Луиса все еще на меня не смотрела, она дулась и разговаривала с Джерри Льюисом. Она моложе меня, – может быть, не смотрела этот фильм в детстве. Я хотел было включить ей звук но не включил – это означало бы конец разговора. Да и пульт был у нее в руке (в другой руке была уже наполовину выкуренная сигарета). Было жарко, хотя и не слишком, – кожа Луисы в вырезе ночной рубашки увлажнилась и блестела.
– Все равно. Даже если бы она и умерла, этот человек ничего бы не сделал, он не привез бы сюда эту женщину из Гаваны.
– Почему? Ты ее не видела, а я видел. Она красивая.
– Не сомневаюсь. Но у него с ней много проблем, и он это хорошо понимает. С ней всегда будут проблемы, что там, что здесь, будь она хоть любовницей, хоть женой. У этой женщины нет никаких интересов, она всегда будет зависеть от мужчины; таких много, их не научили думать и жить самостоятельно, они обязательно должны прилепиться к кому-то. – Луиса на миг остановилась, словно ей не понравилось слово «научили». – Возможно, их этому и не учат, они получают это по наследству, рождаются такими – неинтересными самим себе. Я знаю много таких.
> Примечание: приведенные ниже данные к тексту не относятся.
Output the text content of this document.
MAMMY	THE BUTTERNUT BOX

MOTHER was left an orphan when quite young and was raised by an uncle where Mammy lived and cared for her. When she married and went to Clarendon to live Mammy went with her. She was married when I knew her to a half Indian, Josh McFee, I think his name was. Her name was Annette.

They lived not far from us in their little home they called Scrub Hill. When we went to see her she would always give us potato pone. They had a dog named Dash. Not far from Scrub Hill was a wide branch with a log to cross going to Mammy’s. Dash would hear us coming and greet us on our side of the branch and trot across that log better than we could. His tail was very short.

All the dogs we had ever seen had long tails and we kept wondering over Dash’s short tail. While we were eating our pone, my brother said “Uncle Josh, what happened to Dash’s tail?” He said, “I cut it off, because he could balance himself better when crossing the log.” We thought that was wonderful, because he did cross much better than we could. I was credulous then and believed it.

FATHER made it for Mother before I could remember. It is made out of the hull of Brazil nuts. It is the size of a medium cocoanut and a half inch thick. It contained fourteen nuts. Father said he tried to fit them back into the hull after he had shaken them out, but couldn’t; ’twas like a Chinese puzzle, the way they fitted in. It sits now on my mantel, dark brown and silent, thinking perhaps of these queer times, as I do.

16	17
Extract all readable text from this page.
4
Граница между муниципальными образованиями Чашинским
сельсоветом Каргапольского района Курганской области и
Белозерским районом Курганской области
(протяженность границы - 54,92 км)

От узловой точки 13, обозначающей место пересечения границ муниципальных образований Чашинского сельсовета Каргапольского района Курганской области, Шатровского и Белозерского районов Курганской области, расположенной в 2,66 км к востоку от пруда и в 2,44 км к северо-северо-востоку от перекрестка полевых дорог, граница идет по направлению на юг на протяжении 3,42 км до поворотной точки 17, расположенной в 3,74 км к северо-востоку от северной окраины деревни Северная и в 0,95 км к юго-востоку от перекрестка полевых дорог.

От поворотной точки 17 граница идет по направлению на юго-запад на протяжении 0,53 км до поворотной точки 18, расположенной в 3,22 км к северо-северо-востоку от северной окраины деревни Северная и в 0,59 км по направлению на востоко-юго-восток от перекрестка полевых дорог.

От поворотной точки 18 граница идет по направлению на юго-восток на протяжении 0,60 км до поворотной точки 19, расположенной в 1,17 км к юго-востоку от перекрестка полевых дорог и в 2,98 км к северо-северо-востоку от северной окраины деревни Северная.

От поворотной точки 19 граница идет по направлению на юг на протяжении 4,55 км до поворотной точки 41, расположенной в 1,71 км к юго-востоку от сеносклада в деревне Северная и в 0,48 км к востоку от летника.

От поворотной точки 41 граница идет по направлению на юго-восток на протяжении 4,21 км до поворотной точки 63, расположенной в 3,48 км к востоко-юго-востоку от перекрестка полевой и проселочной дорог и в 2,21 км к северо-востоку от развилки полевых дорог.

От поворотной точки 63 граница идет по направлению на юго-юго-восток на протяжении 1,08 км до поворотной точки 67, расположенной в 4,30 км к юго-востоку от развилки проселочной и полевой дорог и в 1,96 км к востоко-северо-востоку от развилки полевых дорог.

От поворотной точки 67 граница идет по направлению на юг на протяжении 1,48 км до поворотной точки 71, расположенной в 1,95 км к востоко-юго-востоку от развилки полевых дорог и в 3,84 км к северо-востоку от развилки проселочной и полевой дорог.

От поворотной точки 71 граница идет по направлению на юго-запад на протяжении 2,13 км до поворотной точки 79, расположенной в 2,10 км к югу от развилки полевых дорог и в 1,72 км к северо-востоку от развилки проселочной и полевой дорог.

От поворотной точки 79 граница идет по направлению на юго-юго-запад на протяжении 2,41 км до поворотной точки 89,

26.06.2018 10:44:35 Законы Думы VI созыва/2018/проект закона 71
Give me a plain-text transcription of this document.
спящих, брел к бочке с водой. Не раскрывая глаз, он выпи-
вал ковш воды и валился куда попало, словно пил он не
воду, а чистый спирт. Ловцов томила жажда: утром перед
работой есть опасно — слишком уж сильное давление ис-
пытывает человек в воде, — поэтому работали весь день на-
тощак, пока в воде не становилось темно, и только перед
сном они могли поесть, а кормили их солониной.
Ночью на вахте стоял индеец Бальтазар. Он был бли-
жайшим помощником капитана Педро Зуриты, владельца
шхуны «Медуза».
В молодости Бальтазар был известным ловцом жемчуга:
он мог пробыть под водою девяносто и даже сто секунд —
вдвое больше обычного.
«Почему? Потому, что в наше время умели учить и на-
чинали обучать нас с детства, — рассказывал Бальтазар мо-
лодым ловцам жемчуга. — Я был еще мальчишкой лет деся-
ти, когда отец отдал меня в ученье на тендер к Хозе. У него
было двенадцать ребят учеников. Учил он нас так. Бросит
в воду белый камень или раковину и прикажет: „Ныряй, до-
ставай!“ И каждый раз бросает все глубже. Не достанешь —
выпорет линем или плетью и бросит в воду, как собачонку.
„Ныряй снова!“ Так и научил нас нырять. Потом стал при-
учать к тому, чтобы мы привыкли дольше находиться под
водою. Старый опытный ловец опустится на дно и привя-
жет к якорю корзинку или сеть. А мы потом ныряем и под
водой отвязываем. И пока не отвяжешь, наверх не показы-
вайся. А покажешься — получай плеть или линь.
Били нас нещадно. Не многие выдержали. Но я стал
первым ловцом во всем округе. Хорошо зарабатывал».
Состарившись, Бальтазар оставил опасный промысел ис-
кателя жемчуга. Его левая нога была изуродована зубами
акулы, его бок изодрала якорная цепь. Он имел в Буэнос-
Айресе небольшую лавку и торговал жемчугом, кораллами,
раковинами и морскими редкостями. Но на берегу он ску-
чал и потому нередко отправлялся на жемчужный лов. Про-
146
Полжизни ждут кого-то, и никто не появляется, а если появляется, то они им не дорожат, а потом еще полжизни плачутся и живут воспоминаниями о том, что они не ценили или что ценить-то не за что было. Такими были наши бабушки, наши матери тоже такие. От этой Мириам Гильермо в будущем ждать нечего, она может дать ему только то, что дает сейчас, да и это не продлится долго. Так что зачем что-то менять? Она с каждым днем будет все менее привлекательной, с ней каждый раз будет одно и то же. Эта женщина раскрыла все свои карты, да у нее с самого начала не было ни одной стоящей: в ней нет никакой загадки, она не может дать больше того, что дает сейчас. Мужчины женятся только тогда, когда надеются, что женщина может их чем-то удивить или что-то им дать. Впрочем, бывают исключения. – Она помолчала и добавила: – Мне очень жаль эту женщину.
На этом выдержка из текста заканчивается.